Skip to content

v0.3.3 - Multi-Process Tokenization and Information Retrieval Improvements

Compare
Choose a tag to compare
@nreimers nreimers released this 06 Aug 08:16
· 1398 commits to master since this release

New Functions

  • Multi-process tokenization (Linux only) for the model encode function. Significant speed-up when encoding large sets
  • Tokenization of datasets for training can now run in parallel (Linux Only)
  • New example for Quora Duplicate Questions Retrieval: See examples-folder
  • Many small improvements for training better models for Information Retrieval
  • Fixed LabelSampler (can be used to get batches with certain number of matching labels. Used for BatchHardTripletLoss). Moved it to DatasetFolder
  • Added new Evaluators for ParaphraseMining and InformationRetrieval
  • evaluation.BinaryEmbeddingSimilarityEvaluator no longer assumes a 50-50 split of the dataset.
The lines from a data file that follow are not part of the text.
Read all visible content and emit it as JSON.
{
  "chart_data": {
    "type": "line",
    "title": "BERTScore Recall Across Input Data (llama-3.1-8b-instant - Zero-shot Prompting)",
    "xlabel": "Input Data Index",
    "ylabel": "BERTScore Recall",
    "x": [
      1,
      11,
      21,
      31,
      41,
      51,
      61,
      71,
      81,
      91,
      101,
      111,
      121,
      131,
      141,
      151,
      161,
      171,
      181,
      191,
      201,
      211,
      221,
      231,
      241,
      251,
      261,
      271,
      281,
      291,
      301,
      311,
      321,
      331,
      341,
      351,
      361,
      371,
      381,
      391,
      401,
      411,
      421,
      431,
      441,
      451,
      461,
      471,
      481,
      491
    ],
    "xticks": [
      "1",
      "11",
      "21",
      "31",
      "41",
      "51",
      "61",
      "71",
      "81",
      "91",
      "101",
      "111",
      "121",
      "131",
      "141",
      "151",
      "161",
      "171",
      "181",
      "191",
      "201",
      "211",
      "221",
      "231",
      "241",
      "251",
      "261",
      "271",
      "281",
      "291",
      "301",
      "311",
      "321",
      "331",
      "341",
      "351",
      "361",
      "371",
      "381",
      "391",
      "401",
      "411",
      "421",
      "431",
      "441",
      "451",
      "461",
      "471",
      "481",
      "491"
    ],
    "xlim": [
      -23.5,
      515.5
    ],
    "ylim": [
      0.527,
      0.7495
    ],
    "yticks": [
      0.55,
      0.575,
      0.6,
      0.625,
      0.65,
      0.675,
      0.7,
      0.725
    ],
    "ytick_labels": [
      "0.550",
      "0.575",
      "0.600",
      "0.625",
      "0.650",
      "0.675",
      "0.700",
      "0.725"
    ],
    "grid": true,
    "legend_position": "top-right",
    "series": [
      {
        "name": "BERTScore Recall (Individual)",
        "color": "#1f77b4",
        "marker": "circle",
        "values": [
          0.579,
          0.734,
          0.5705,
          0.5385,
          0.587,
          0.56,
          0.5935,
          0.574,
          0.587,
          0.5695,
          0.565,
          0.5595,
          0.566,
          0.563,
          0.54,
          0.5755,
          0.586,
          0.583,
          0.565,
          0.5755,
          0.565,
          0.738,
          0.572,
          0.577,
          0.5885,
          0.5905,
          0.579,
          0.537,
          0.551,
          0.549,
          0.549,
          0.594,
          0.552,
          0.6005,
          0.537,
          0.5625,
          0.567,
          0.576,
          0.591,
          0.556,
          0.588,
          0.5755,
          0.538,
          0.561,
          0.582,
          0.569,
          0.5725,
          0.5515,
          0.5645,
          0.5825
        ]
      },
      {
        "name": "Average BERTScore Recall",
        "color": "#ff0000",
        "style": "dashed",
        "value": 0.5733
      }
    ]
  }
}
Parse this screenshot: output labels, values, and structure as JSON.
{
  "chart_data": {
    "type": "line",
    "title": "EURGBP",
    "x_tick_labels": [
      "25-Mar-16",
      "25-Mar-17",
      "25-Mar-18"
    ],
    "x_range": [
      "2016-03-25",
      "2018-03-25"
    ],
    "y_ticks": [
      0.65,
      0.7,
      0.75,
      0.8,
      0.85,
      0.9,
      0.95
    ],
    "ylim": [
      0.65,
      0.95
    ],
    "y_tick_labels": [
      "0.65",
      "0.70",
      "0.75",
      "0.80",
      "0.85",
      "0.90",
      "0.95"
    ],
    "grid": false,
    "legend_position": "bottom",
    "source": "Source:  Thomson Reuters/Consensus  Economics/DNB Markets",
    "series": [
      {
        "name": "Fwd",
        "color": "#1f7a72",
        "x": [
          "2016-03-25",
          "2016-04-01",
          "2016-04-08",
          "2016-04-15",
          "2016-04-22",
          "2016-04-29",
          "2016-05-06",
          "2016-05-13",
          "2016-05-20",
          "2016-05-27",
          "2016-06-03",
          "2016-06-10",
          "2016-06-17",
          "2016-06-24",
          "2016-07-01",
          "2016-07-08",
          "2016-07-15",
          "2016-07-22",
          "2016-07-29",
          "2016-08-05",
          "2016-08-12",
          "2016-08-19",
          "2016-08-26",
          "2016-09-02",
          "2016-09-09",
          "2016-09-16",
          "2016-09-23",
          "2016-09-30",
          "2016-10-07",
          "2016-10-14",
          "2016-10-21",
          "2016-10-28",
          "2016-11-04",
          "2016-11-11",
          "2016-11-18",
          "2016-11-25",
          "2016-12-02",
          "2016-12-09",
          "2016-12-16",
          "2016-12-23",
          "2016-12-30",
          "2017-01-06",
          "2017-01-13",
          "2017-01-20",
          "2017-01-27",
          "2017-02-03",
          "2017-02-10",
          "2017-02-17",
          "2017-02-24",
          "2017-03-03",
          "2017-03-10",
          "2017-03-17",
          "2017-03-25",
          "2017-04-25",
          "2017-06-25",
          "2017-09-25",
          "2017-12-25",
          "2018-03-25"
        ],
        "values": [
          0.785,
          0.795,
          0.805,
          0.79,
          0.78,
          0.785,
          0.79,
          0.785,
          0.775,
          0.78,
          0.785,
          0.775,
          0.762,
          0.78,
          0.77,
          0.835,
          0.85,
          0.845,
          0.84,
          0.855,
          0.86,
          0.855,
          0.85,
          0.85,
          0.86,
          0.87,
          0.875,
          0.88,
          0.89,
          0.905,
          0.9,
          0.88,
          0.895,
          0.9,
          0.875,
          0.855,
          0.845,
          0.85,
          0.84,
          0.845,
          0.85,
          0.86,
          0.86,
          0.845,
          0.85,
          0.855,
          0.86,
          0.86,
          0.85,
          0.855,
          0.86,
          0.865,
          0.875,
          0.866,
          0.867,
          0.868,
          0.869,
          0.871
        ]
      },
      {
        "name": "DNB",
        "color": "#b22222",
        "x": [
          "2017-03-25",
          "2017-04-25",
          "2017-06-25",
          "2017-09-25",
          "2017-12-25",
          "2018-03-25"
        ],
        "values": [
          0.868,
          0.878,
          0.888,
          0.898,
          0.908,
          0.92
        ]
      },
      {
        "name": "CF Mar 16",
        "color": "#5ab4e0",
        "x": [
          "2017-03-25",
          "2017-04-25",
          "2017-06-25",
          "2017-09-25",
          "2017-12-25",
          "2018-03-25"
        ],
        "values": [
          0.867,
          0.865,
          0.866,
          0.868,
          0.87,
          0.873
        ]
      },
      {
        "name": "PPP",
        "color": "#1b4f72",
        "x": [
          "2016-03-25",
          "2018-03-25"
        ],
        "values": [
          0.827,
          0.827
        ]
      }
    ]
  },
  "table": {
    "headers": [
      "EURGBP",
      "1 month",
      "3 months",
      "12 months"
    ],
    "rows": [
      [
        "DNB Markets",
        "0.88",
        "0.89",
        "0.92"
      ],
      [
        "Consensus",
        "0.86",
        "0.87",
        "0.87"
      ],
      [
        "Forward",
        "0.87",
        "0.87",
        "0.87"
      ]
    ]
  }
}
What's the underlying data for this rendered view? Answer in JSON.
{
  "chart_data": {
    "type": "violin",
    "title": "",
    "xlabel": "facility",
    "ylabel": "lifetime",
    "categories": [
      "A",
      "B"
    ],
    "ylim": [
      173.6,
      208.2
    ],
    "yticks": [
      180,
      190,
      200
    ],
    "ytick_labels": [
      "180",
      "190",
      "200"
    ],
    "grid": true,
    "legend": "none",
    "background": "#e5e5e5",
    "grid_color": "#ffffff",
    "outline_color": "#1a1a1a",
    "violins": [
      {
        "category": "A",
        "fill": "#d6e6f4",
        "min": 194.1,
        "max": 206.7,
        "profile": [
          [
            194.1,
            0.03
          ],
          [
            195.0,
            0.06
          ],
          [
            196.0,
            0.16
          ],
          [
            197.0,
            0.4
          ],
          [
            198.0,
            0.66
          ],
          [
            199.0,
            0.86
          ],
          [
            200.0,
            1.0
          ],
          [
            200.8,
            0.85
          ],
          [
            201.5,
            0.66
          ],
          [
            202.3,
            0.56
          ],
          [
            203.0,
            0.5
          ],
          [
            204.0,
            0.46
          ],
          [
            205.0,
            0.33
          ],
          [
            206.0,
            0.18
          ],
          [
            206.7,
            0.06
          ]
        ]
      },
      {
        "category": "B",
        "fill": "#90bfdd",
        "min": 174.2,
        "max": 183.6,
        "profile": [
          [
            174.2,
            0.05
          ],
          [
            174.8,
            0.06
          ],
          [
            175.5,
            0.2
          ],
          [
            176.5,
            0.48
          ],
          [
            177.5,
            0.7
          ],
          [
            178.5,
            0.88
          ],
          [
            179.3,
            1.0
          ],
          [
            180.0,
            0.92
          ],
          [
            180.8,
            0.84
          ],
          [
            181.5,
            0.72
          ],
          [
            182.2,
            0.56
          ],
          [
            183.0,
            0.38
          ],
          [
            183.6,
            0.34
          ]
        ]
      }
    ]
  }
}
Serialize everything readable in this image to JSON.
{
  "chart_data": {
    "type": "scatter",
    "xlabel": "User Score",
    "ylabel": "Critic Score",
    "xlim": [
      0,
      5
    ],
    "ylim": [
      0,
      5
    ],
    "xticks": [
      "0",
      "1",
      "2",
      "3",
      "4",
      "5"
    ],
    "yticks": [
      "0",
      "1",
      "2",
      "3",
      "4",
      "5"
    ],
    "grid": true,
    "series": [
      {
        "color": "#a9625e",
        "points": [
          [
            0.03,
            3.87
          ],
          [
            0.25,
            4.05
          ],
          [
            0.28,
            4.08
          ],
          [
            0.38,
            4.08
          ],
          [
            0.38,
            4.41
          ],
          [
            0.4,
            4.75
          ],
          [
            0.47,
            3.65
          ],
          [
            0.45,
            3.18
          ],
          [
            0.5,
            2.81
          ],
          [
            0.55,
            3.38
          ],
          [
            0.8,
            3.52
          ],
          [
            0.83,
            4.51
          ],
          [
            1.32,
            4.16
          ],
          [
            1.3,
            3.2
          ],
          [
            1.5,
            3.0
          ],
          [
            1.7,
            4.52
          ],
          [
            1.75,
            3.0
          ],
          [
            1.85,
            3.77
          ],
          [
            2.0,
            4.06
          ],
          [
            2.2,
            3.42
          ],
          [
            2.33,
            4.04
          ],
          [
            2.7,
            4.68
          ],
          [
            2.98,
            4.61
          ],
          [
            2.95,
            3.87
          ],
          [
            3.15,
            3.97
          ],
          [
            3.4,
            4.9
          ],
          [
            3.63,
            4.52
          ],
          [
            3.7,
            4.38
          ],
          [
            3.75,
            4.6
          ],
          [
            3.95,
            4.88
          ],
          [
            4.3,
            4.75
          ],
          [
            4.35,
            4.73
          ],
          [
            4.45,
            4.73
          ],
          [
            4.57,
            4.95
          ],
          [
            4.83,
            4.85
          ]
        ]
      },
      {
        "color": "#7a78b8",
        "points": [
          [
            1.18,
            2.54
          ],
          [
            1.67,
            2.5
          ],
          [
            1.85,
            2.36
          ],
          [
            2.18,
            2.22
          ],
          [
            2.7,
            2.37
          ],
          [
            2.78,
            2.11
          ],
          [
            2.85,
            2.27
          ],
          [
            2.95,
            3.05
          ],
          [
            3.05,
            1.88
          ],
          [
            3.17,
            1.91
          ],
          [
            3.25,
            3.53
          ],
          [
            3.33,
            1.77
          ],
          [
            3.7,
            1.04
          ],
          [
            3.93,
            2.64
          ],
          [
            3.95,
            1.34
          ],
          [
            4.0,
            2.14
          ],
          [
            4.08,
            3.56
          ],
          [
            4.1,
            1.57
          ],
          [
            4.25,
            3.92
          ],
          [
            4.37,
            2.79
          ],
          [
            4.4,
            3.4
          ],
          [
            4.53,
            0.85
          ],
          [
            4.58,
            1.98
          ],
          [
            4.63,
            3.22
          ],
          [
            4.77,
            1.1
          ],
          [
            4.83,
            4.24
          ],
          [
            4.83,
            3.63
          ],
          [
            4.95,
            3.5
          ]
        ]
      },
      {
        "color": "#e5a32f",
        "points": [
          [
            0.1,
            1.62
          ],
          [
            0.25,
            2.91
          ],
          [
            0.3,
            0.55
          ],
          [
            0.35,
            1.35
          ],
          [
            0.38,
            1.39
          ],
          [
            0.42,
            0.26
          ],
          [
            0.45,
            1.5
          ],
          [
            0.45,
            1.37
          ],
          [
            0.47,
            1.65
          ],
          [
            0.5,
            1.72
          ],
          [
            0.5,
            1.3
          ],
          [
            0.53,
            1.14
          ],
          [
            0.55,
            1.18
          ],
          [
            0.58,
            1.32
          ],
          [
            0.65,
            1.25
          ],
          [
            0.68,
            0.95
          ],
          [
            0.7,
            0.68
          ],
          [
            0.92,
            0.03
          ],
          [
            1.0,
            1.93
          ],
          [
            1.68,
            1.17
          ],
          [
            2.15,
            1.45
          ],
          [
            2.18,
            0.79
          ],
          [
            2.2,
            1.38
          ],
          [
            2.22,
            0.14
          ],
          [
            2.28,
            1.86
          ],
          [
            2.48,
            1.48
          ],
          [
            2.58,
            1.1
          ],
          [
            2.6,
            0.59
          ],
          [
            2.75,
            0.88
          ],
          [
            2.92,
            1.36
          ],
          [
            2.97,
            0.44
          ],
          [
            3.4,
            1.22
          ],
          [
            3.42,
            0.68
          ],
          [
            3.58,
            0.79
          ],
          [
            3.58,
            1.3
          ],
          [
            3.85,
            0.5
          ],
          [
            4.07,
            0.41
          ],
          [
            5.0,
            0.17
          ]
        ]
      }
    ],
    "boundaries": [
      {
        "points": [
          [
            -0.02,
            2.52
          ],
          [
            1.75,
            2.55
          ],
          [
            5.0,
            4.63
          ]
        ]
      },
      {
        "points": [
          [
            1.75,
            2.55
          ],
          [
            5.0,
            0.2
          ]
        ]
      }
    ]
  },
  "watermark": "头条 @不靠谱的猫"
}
It computes the optimal threshold and measure accuracy
  • model.encode - When the convert_to_numpy parameter is set, the method returns a numpy matrix instead of a list of numpy vectors
  • New function: util.paraphrase_mining to perform paraphrase mining in a corpus. For an example see examples/training_quora_duplicate_questions/
  • New function: util.information_retrieval to perform information retrieval / semantic search in a corpus. For an example see examples/training_quora_duplicate_questions/

Breaking Changes

  • The evaluators (like EmbeddingSimilarityEvaluator) no longer accept a DataLoader as argument. Instead, the sentence and scores are directly passed. Old code that uses the previous evaluators needs to be changed. They can use the class method from_input_examples(). See examples/training_transformers/training_nli.py how to use the new evaluators.